Art. 32. Não acudindo o devedor à purgação do débito, o agente fiduciário estará de pleno direito autorizado a publicar editais e a efetuar no decurso dos 15 (quinze) dias imediatos, o primeiro público leilão do imóvel hipotecado.

§ 1º. Se, no primeiro público leilão, o maior lance obtido fôr inferior ao saldo devedor no momento, acrescido das despesas constantes do artigo 33, mais as do anúncio e contratação da praça, será realizado o segundo público leilão, nos 15 (quinze) dias seguintes, no qual será aceito o maior lance apurado, ainda que inferior à soma das aludidas quantias.

§ 2º. Se o maior lance do segundo público leilão fôr inferior àquela soma, serão pagas inicialmente as despesas componentes da mesma soma, e a diferença entregue ao credor, que poderá cobrar do devedor, por via executiva, o valor remanescente de seu crédito, sem nenhum direito de retenção ou indenização sôbre o imóvel alienado.

§ 3º. Se o lance de alienação do imóvel, em qualquer dos dois públicos leilões, fôr superior ao total das importâncias referidas no caput dêste artigo, a diferença afinal apurada será entregue ao devedor.

§ 4º. A morte do devedor pessoa física, ou a falência, concordata ou dissolução do devedor pessoa jurídica, não impede a aplicação dêste artigo.

Art. 33. Compreende-se no montante do débito hipotecado, para os efeitos do artigo 32, a qualquer momento de sua execução, as demais obrigações contratuais vencidas, especialmente em relação à fazenda pública, federal, estadual ou municipal, e a prêmios de seguro, que serão pagos com preferência sôbre o credor hipotecário.

Parágrafo único.
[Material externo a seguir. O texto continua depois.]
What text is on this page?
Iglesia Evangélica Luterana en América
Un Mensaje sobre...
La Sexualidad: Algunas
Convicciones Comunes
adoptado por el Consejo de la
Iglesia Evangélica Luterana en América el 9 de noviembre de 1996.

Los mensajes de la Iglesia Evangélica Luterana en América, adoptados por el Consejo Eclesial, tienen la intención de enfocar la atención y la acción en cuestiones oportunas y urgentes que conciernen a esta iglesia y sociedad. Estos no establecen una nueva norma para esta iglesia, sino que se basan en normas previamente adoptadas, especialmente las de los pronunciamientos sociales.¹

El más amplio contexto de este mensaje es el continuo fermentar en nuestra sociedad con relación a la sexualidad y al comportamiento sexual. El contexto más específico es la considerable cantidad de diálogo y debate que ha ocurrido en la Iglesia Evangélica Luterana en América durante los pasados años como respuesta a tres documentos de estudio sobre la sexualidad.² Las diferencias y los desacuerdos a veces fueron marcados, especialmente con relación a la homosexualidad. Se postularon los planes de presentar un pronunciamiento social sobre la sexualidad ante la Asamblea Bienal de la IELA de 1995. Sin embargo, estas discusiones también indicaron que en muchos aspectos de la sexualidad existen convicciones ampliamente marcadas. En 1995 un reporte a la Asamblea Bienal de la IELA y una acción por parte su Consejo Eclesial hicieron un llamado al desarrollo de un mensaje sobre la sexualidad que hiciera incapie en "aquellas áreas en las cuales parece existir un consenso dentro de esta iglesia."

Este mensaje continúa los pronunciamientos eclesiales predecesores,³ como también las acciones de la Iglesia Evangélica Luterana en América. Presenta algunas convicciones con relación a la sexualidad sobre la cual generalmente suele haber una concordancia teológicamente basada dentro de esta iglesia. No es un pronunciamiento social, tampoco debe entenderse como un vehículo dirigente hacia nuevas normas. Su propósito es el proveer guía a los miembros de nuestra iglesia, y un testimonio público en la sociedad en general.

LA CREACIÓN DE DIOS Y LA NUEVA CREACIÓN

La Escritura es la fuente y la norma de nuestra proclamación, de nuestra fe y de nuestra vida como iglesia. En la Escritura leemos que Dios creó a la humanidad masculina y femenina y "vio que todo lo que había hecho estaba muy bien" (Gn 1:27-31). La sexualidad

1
Na hipótese do segundo público leilão não cobrir sequer as despesas do artigo supra, o credor nada receberá, permanecendo íntegra a responsabilidade de adquirente do imóvel por êste garantida, em relação aos créditos remanescentes da fazenda pública e das seguradoras.

Art. 34. É lícito ao devedor, a qualquer momento, até a assinatura do auto de arrematação, purgar o débito, totalizado de acôrdo com o artigo 33, e acrescido ainda dos seguintes encargos:

I - se a purgação se efetuar conforme o parágrafo primeiro do artigo 31, o débito será acrescido das penalidades previstas no contrato de hipoteca, até 10% (dez por cento) do valor do mesmo débito, e da remuneração do agente fiduciário;

II - daí em diante, o débito, para os efeitos de purgação, abrangerá ainda os juros de mora e a correção monetária incidente até o momento da purgação.
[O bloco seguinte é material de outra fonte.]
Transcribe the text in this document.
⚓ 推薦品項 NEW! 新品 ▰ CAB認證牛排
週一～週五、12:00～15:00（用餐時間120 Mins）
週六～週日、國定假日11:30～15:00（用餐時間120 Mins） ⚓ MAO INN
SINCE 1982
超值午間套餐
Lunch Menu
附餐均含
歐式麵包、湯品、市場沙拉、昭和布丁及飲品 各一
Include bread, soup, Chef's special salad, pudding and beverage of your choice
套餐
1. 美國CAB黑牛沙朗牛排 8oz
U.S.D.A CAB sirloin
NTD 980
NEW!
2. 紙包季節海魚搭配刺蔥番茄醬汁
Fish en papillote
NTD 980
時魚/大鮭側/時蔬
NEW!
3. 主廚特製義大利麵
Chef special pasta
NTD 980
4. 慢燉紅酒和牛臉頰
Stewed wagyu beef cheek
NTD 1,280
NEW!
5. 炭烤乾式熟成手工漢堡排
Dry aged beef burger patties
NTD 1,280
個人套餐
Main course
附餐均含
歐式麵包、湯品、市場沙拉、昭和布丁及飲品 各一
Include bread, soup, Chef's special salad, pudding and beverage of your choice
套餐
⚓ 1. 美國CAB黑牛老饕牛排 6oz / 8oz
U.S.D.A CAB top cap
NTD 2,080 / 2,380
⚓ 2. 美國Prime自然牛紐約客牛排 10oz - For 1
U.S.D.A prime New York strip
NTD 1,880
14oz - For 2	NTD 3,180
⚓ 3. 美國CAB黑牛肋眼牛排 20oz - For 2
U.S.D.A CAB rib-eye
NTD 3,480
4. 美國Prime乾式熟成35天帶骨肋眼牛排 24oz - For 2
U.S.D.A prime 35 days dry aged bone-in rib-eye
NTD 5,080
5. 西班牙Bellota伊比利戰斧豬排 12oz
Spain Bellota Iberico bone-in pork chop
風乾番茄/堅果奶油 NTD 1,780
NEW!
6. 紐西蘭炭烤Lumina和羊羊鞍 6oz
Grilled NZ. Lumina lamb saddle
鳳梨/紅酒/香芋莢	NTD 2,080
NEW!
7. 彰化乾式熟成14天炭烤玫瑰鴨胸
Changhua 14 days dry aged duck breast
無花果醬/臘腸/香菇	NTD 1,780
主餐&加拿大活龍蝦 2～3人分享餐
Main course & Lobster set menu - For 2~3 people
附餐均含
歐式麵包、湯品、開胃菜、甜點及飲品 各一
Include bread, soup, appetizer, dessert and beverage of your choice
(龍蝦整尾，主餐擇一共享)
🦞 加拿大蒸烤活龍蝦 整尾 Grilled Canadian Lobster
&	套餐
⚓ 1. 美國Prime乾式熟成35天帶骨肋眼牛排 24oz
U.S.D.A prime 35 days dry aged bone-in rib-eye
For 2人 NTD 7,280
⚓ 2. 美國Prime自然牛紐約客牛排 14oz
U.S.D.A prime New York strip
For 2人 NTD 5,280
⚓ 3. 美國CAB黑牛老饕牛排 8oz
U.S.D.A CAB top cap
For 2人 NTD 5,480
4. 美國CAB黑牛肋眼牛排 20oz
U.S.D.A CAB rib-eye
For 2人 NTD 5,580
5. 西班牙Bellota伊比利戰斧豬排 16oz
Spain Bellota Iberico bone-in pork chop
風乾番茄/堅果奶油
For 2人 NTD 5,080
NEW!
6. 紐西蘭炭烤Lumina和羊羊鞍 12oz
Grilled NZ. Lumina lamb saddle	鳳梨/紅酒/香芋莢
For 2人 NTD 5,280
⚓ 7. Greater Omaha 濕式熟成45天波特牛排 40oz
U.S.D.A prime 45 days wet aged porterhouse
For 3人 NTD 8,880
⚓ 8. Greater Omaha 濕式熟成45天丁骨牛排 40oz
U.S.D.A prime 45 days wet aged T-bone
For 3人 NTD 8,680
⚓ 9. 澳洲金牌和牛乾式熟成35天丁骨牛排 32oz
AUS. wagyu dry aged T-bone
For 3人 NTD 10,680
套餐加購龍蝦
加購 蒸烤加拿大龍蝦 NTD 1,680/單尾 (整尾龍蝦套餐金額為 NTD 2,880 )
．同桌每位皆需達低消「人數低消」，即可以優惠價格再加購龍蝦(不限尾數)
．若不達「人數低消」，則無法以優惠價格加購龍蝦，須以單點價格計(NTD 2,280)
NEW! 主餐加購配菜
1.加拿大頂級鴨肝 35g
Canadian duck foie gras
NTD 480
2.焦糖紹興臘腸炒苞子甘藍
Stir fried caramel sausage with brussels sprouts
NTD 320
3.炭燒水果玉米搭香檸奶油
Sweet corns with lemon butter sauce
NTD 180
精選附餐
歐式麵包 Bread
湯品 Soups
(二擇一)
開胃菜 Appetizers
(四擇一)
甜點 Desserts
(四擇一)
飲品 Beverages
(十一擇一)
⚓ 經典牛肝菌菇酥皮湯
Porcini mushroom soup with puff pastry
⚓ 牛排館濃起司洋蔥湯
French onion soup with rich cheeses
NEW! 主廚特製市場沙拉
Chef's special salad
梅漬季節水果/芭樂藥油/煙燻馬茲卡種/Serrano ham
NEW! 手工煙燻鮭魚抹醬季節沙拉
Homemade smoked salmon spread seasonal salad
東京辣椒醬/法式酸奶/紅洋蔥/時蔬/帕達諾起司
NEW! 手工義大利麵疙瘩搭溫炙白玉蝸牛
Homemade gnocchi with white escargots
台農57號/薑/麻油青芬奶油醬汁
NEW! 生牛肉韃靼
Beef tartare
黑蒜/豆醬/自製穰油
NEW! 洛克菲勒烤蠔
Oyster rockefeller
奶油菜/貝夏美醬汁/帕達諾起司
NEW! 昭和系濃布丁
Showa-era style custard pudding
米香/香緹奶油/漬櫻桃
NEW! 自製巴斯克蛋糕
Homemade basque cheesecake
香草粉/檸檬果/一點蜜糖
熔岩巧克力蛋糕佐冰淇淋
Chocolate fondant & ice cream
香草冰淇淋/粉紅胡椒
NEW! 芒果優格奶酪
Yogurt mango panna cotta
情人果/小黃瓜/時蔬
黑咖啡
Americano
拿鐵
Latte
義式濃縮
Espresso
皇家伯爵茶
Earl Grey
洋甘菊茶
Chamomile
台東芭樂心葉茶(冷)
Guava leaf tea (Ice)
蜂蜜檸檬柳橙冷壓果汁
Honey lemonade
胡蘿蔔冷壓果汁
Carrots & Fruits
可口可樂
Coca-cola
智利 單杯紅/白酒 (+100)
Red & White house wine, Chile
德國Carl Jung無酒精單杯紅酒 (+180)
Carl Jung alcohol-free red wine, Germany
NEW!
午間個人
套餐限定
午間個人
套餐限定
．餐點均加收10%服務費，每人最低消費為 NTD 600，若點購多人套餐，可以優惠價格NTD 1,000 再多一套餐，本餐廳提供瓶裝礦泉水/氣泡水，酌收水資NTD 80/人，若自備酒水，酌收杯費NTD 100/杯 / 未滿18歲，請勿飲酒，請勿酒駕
Art. 35. O agente fiduciário é autorizado, independentemente de mandato do credor ou do devedor, a receber as quantias que resultarem da purgação do débito ou do primeiro ou segundo públicos leilões, que deverá entregar ao credor ou ao devedor, conforme o caso, deduzidas de sua própria remuneração.

§ 1º. A entrega em causa será feita até 5 (cinco) dias após o recebimento das quantias envolvidas, sob pena de cobrança, contra o agente fiduciário, pela parte que tiver direito às quantias, por ação executiva.

§ 2º. Os créditos previstos neste artigo, contra agente fiduciário, são privilegiados, em caso de falência ou concordata.

Art. 36. Os públicos leilões regulados pelo artigo 32 serão anunciados e realizados, no que êste decreto-lei não prever, de acôrdo com o que estabelecer o contrato de hipoteca, ou, quando se tratar do Sistema Financeiro da Habitação, o que o Conselho de Administração do Banco Nacional da Habitação estabelecer.

Parágrafo único. Considera-se não escrita a cláusula contratual que sob qualquer pretexto preveja condições que subtraiam ao devedor o conhecimento dos públicos leilões de imóvel hipotecado, ou que autorizem sua promoção e realização sem publicidade pelo menos igual à usualmente adotada pelos leiloeiros públicos em sua atividade corrente.

Art. 37. Uma vez efetivada a alienação do imóvel, de acôrdo com o artigo 32, será emitida a respectiva carta de arrematação, assinada pelo leiloeiro, pelo credor, pelo agente fiduciário, e por cinco pessoas físicas idôneas, absolutamente capazes, como testemunhas, documento que servirá como titulo para a transcrição no Registro Geral de Imóveis.

§ 1º. O devedor, se estiver presente ao público leilão, deverá assinar a carta de arrematação que, em caso contrário, conterá necessàriamente a constatação de sua ausência ou de sua recusa em subscrevê-la.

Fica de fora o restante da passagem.